After living overseas for almost seven years, those questions have long since peaked and now hum silently at the peripheries of my self-identity. The first six months I lived overseas, I kept a photo album on Facebook called ‘So the people in Singapore know I’m not starving’, proving to everyone back home that I could find my way around a kitchen (nothing at all to do with the likes I got). But six months after moving to a new city, people stop projecting their post-travel depression onto you, and you get fewer questions about the food in Singapore.

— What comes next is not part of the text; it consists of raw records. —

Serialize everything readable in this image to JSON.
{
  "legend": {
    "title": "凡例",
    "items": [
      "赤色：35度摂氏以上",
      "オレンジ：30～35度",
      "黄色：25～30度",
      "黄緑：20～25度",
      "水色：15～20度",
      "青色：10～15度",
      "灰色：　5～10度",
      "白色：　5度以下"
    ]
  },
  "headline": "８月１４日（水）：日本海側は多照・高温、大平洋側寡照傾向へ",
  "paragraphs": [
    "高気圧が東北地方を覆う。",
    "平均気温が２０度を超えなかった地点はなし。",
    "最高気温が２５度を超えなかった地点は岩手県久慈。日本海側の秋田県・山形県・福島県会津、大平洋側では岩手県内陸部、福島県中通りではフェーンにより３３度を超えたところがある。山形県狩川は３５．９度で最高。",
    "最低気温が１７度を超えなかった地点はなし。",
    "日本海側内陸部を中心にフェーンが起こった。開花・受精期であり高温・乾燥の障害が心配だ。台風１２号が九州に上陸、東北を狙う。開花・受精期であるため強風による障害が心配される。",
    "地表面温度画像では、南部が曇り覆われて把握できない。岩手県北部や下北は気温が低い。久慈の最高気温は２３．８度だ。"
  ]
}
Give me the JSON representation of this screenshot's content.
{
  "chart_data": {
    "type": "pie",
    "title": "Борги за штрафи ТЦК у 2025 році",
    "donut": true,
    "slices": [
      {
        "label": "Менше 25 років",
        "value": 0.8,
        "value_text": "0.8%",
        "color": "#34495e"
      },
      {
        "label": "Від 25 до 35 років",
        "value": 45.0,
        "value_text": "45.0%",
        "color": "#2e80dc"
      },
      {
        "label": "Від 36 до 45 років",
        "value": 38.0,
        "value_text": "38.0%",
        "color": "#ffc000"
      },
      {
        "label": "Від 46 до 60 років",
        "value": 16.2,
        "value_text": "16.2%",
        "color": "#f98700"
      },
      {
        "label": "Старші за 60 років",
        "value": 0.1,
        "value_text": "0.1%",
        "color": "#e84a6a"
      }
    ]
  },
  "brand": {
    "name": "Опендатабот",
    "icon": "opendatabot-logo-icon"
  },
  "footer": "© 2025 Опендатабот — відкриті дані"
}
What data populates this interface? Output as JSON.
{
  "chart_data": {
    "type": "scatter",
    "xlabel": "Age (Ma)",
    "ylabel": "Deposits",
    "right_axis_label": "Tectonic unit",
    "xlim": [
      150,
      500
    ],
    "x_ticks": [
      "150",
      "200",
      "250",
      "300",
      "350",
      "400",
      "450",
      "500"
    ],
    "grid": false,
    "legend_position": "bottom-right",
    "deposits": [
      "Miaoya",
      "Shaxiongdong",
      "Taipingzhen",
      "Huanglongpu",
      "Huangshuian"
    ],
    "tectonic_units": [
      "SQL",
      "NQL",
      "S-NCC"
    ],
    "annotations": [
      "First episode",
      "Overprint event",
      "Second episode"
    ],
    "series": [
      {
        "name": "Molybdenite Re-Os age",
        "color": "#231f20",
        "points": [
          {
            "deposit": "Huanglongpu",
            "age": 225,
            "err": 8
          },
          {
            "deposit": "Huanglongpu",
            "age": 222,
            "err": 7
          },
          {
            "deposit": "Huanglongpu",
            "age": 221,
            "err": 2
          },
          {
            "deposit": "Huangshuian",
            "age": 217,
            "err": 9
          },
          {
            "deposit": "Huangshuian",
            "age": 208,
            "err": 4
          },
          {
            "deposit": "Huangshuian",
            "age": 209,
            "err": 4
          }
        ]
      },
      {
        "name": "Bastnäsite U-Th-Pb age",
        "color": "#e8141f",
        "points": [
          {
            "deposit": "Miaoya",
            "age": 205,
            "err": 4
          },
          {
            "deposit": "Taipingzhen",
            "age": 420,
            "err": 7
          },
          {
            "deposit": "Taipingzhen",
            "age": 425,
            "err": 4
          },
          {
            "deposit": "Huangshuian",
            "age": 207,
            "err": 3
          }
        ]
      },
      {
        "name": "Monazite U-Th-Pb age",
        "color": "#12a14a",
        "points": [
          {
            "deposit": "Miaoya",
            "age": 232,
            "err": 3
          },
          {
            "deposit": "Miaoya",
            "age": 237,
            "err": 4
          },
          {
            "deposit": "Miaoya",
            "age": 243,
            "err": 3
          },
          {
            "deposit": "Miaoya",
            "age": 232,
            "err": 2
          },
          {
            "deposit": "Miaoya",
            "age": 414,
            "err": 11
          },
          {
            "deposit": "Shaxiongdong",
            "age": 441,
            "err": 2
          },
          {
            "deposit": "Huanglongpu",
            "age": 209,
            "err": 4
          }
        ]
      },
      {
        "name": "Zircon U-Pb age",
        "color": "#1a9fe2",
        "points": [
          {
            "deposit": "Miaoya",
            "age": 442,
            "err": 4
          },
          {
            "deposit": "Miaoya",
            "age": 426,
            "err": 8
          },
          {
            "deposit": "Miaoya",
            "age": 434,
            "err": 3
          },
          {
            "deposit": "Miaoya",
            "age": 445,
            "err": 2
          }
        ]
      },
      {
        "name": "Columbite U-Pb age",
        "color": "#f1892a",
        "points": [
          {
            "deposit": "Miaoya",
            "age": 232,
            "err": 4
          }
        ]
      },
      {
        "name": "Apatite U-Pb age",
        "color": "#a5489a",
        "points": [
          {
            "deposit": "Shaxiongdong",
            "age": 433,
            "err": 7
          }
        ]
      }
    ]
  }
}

After those first six months, those questions peaked and ebbed away, not just in my social interactions, but also from my consciousness. And in the same vein, my updates in that photo album fizzled out. In its own way, that says something about my attitude to food. Which Singaporean would be able to stop thinking about food after only six months?

So, seven years after moving away, and six-and-a-half years after I stopped pondering the mysteries of my non-engagement with food, perhaps Zat’s offer was a chance to examine the issue again. Much has changed. Apparently, I’m now known amongst friends as the one who eats everything, and a lot of it, so some Singaporean-ness must have survived the long, dark, and cold Scandinavian winters. Something else must also have taken root, as I’ve made (to varying degrees of success, far away and safe from the prying eyes of Facebook) chicken soup, roast chicken, gyoza, mussels in white wine, fried rice, rendang, roast beef and artichoke salad, curry, and on one occasion, a whole roast duck stuffed with prunes.

Maybe I’ll finally figure out why and how my initial non-engagement with food has gradually been replaced with pride. I’m proud to be able to confidently navigate a kitchen, and proud to be the one to explain that no, we don’t eat live monkey’s brain (though I was given pig’s brain soup as a child). And at some level, mostly bashfully though sometimes brazenly, simply proud of my own food-obsessed heritage.